OlivierBlanvillain avatar Aug 08 '17 09:08 OlivierBlanvillain

Hi @OlivierBlanvillain ! thanks for adding this! I think some are not relevant, like anything that has to do with "null" I actually replaced all of those with "isNone" "isNotNone". I don't remember in which PR I did that and I am not sure that is merged. I have to take another look.

imarios avatar Aug 23 '17 17:08 imarios

I'm in the groove of implementing those functions anyway will start mid-late september most likely. thanks for listing them all @OlivierBlanvillain !

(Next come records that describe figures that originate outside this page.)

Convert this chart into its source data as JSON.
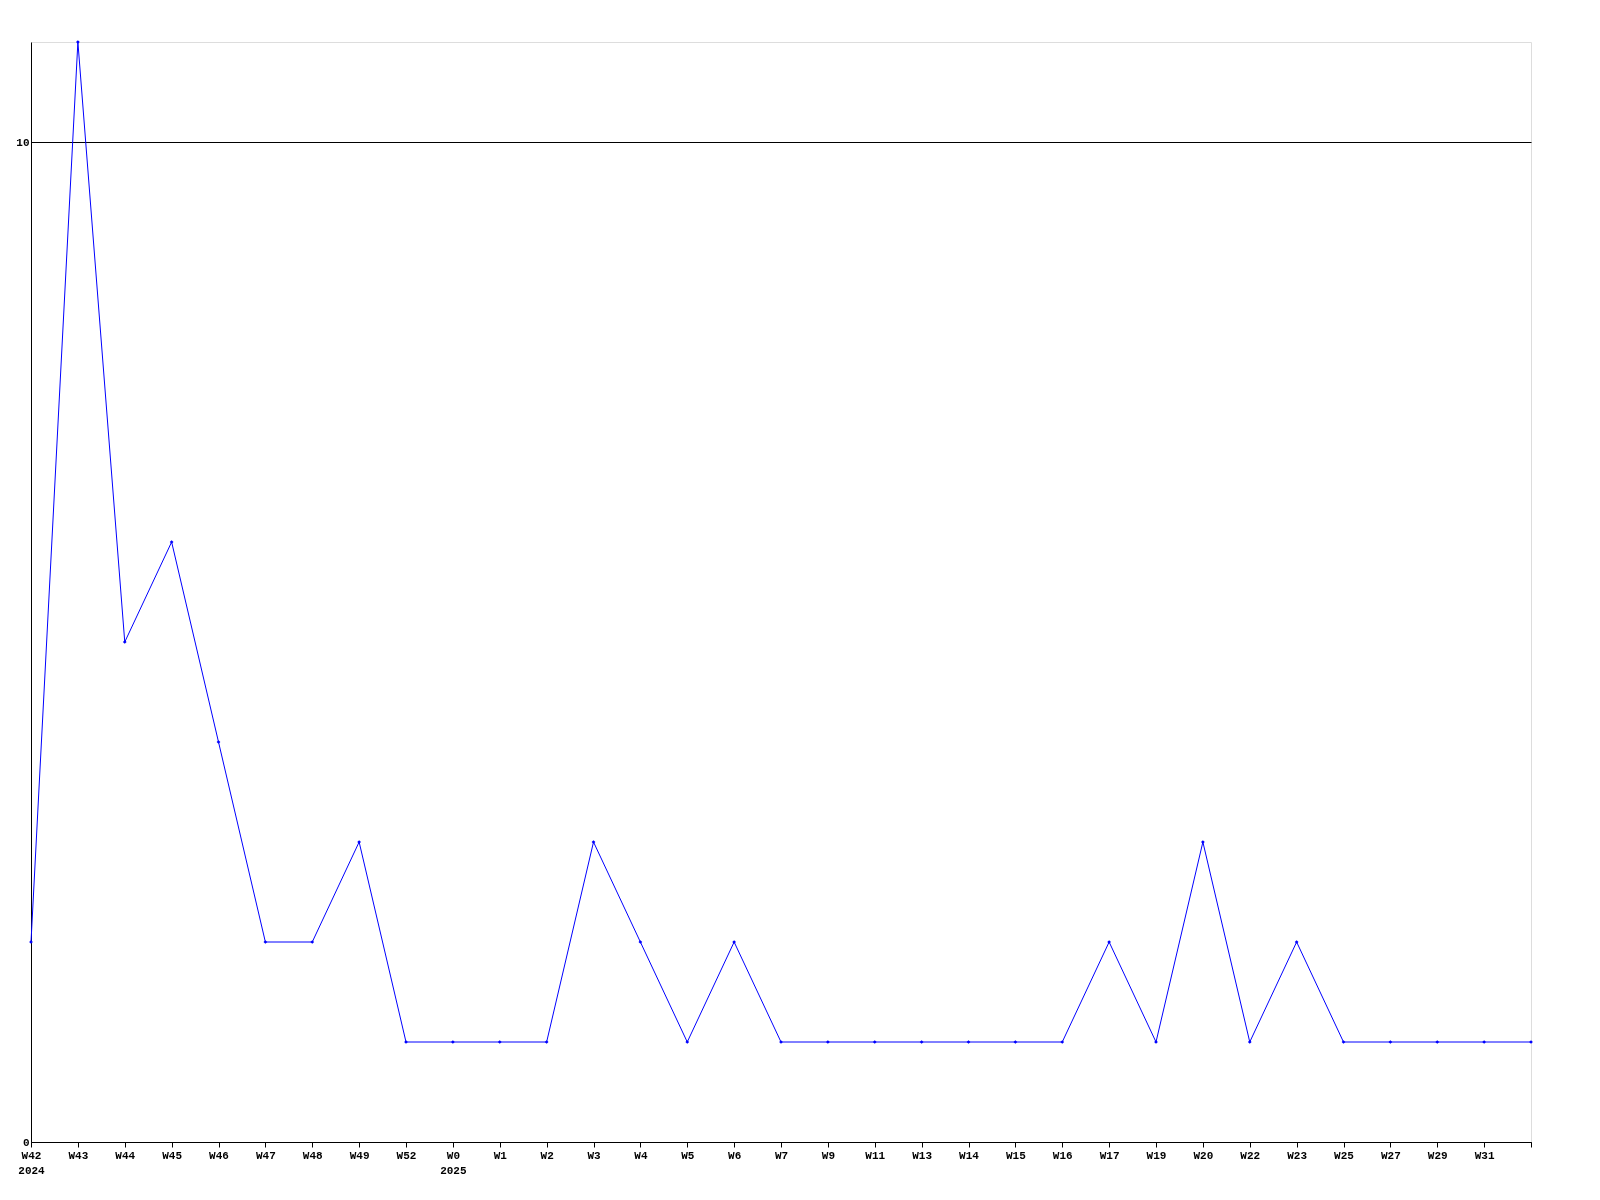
{
  "chart_data": {
    "type": "line",
    "categories": [
      "W42\n2024",
      "W43",
      "W44",
      "W45",
      "W46",
      "W47",
      "W48",
      "W49",
      "W52",
      "W0\n2025",
      "W1",
      "W2",
      "W3",
      "W4",
      "W5",
      "W6",
      "W7",
      "W9",
      "W11",
      "W13",
      "W14",
      "W15",
      "W16",
      "W17",
      "W19",
      "W20",
      "W22",
      "W23",
      "W25",
      "W27",
      "W29",
      "W31",
      null
    ],
    "series": [
      {
        "color": "#0000ff",
        "values": [
          2,
          11,
          5,
          6,
          4,
          2,
          2,
          3,
          1,
          1,
          1,
          1,
          3,
          2,
          1,
          2,
          1,
          1,
          1,
          1,
          1,
          1,
          1,
          2,
          1,
          3,
          1,
          2,
          1,
          1,
          1,
          1,
          1
        ]
      }
    ],
    "ylim": [
      0,
      11
    ],
    "yticks": [
      0,
      10
    ],
    "grid": "y",
    "marker": "diamond",
    "line_style": "solid"
  }
}
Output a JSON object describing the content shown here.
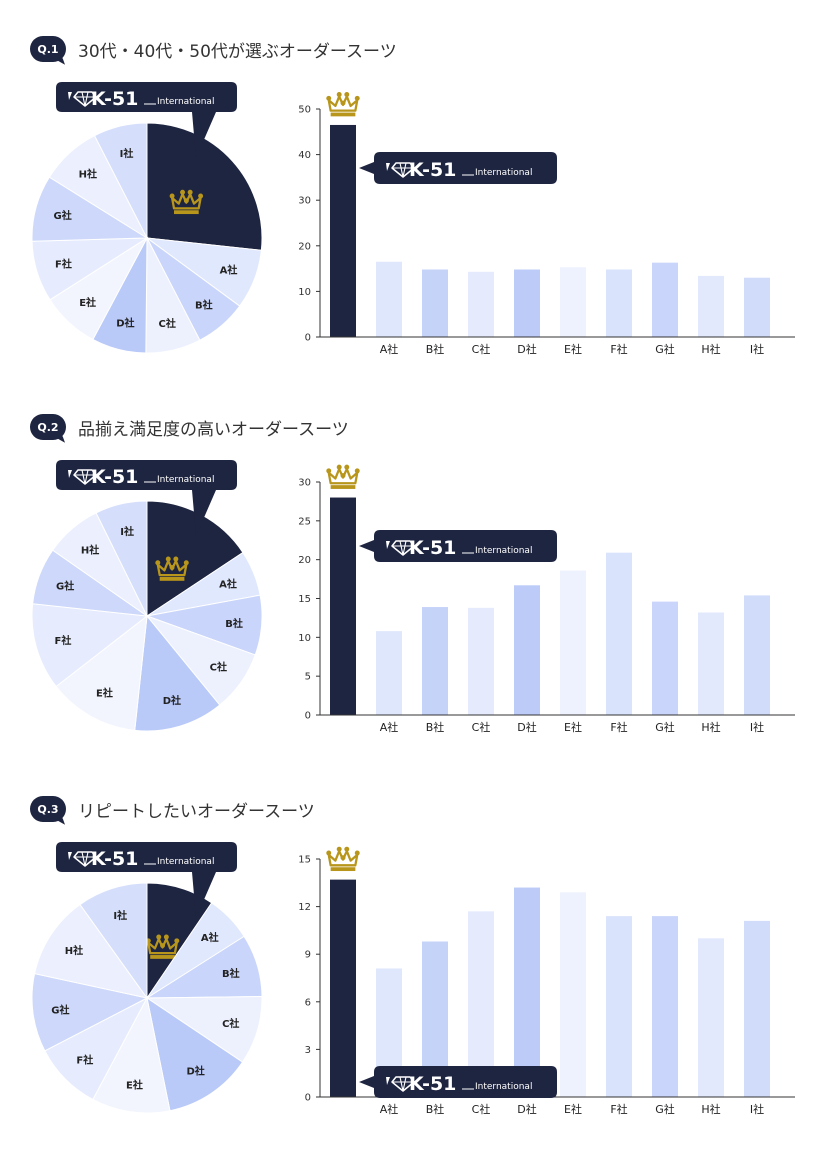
{
  "colors": {
    "navy": "#1e2540",
    "gold": "#b8961c",
    "slices": [
      "#e0e8fd",
      "#c9d5fb",
      "#edf1fe",
      "#b9c9f8",
      "#f3f5fe",
      "#e6ecfd",
      "#cdd8fa",
      "#ebeffe",
      "#d5dffb"
    ],
    "bars": [
      "#dfe7fc",
      "#c6d3f9",
      "#e5ebfd",
      "#bccbf8",
      "#eef2fe",
      "#dae3fc",
      "#c9d5fa",
      "#e2e9fd",
      "#d1dcfb"
    ]
  },
  "brand": {
    "name": "K-51",
    "sub": "International",
    "logo_icon": "diamond-logo-icon",
    "winner_icon": "crown-icon"
  },
  "sections": [
    {
      "badge": "Q.1",
      "title": "30代・40代・50代が選ぶオーダースーツ",
      "chart_data": {
        "type": "bar",
        "categories": [
          "",
          "A社",
          "B社",
          "C社",
          "D社",
          "E社",
          "F社",
          "G社",
          "H社",
          "I社"
        ],
        "values": [
          46.5,
          16.5,
          14.8,
          14.3,
          14.8,
          15.3,
          14.8,
          16.3,
          13.4,
          13.0
        ],
        "highlight": "K-51 International",
        "y_ticks": [
          0,
          10,
          20,
          30,
          40,
          50
        ],
        "ylim": [
          0,
          50
        ],
        "pie_labels": [
          "",
          "A社",
          "B社",
          "C社",
          "D社",
          "E社",
          "F社",
          "G社",
          "H社",
          "I社"
        ],
        "pie_values": [
          25.5,
          8.0,
          7.0,
          7.4,
          7.3,
          7.8,
          8.2,
          8.9,
          8.2,
          7.2
        ]
      }
    },
    {
      "badge": "Q.2",
      "title": "品揃え満足度の高いオーダースーツ",
      "chart_data": {
        "type": "bar",
        "categories": [
          "",
          "A社",
          "B社",
          "C社",
          "D社",
          "E社",
          "F社",
          "G社",
          "H社",
          "I社"
        ],
        "values": [
          28.0,
          10.8,
          13.9,
          13.8,
          16.7,
          18.6,
          20.9,
          14.6,
          13.2,
          15.4
        ],
        "highlight": "K-51 International",
        "y_ticks": [
          0,
          5,
          10,
          15,
          20,
          25,
          30
        ],
        "ylim": [
          0,
          30
        ],
        "pie_labels": [
          "",
          "A社",
          "B社",
          "C社",
          "D社",
          "E社",
          "F社",
          "G社",
          "H社",
          "I社"
        ],
        "pie_values": [
          15.7,
          6.4,
          8.4,
          8.6,
          12.6,
          12.8,
          12.2,
          8.0,
          8.0,
          7.3
        ]
      }
    },
    {
      "badge": "Q.3",
      "title": "リピートしたいオーダースーツ",
      "chart_data": {
        "type": "bar",
        "categories": [
          "",
          "A社",
          "B社",
          "C社",
          "D社",
          "E社",
          "F社",
          "G社",
          "H社",
          "I社"
        ],
        "values": [
          13.7,
          8.1,
          9.8,
          11.7,
          13.2,
          12.9,
          11.4,
          11.4,
          10.0,
          11.1
        ],
        "highlight": "K-51 International",
        "y_ticks": [
          0,
          3,
          6,
          9,
          12,
          15
        ],
        "ylim": [
          0,
          15
        ],
        "pie_labels": [
          "",
          "A社",
          "B社",
          "C社",
          "D社",
          "E社",
          "F社",
          "G社",
          "H社",
          "I社"
        ],
        "pie_values": [
          9.5,
          6.5,
          8.8,
          9.6,
          12.4,
          11.0,
          9.6,
          11.0,
          11.7,
          9.9
        ]
      }
    }
  ]
}
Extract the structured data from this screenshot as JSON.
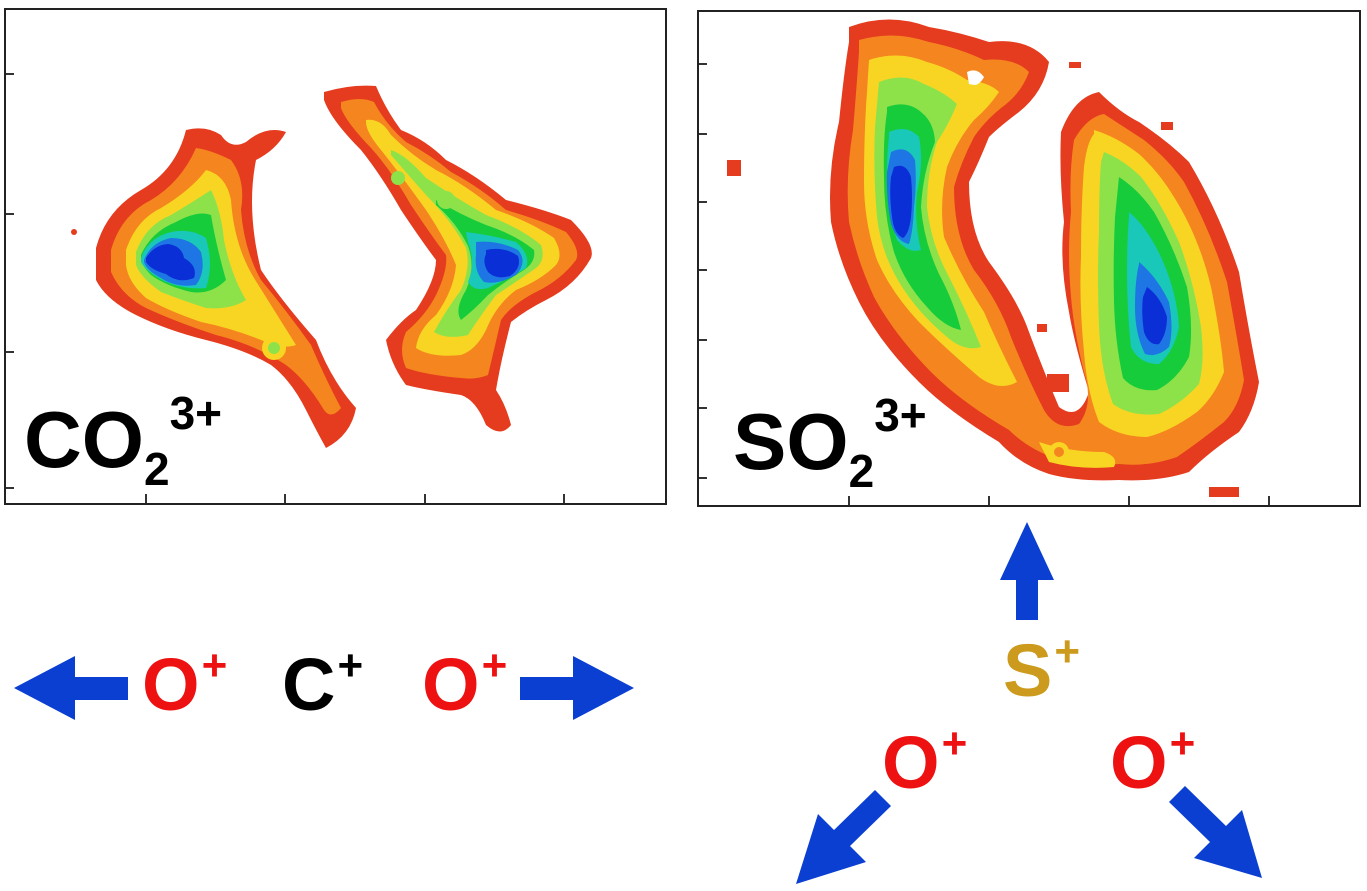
{
  "panels": [
    {
      "id": "co2",
      "formula_base": "CO",
      "formula_sub": "2",
      "formula_charge": "3+"
    },
    {
      "id": "so2",
      "formula_base": "SO",
      "formula_sub": "2",
      "formula_charge": "3+"
    }
  ],
  "linear_fragments": {
    "left_oxygen": {
      "symbol": "O",
      "charge": "+"
    },
    "carbon": {
      "symbol": "C",
      "charge": "+"
    },
    "right_oxygen": {
      "symbol": "O",
      "charge": "+"
    }
  },
  "bent_fragments": {
    "sulfur": {
      "symbol": "S",
      "charge": "+"
    },
    "left_oxygen": {
      "symbol": "O",
      "charge": "+"
    },
    "right_oxygen": {
      "symbol": "O",
      "charge": "+"
    }
  },
  "colors": {
    "oxygen": "#ee1111",
    "carbon": "#000000",
    "sulfur": "#cc9a1c",
    "arrow": "#0a3fd1",
    "density_scale": [
      "#e53b1e",
      "#f5851e",
      "#f9d523",
      "#8de24a",
      "#16cc3a",
      "#19c8b8",
      "#1d76e4",
      "#0a2fd6"
    ]
  }
}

GrafBlutwurst avatar Aug 25 '17 09:08 GrafBlutwurst

@imarios It would be an interesting to try implementing these without affecting performance, getting there would be amazing!

@GrafBlutwurst Awesome, hopefully most them are really straightforward to implement, and with your bivariatePropTemplate/univariatePropTemplate helpers testing that is trivial!

OlivierBlanvillain avatar Aug 25 '17 11:08 OlivierBlanvillain

Just saw this ticket - @OlivierBlanvillain could you elaborate on why functions.col is unsafe? Assuming we provide a version that uses shapeless Witness and verify that the symbol exists in T

iravid avatar Sep 21 '17 19:09 iravid

Edited, nice catch! Indeed there not reason not to built a Witness powered version of that! (they are probably functions marked TODO that don't make sense, I didn't spent much time on each entry).

OlivierBlanvillain avatar Sep 21 '17 19:09 OlivierBlanvillain

I can try to handle some of these as a first contribution to the repo :)

rbraley avatar Sep 28 '17 06:09 rbraley

Hi Guys, just added my first PR with a typed substr column method. Let me know what you think about it

pgabara avatar Mar 06 '18 20:03 pgabara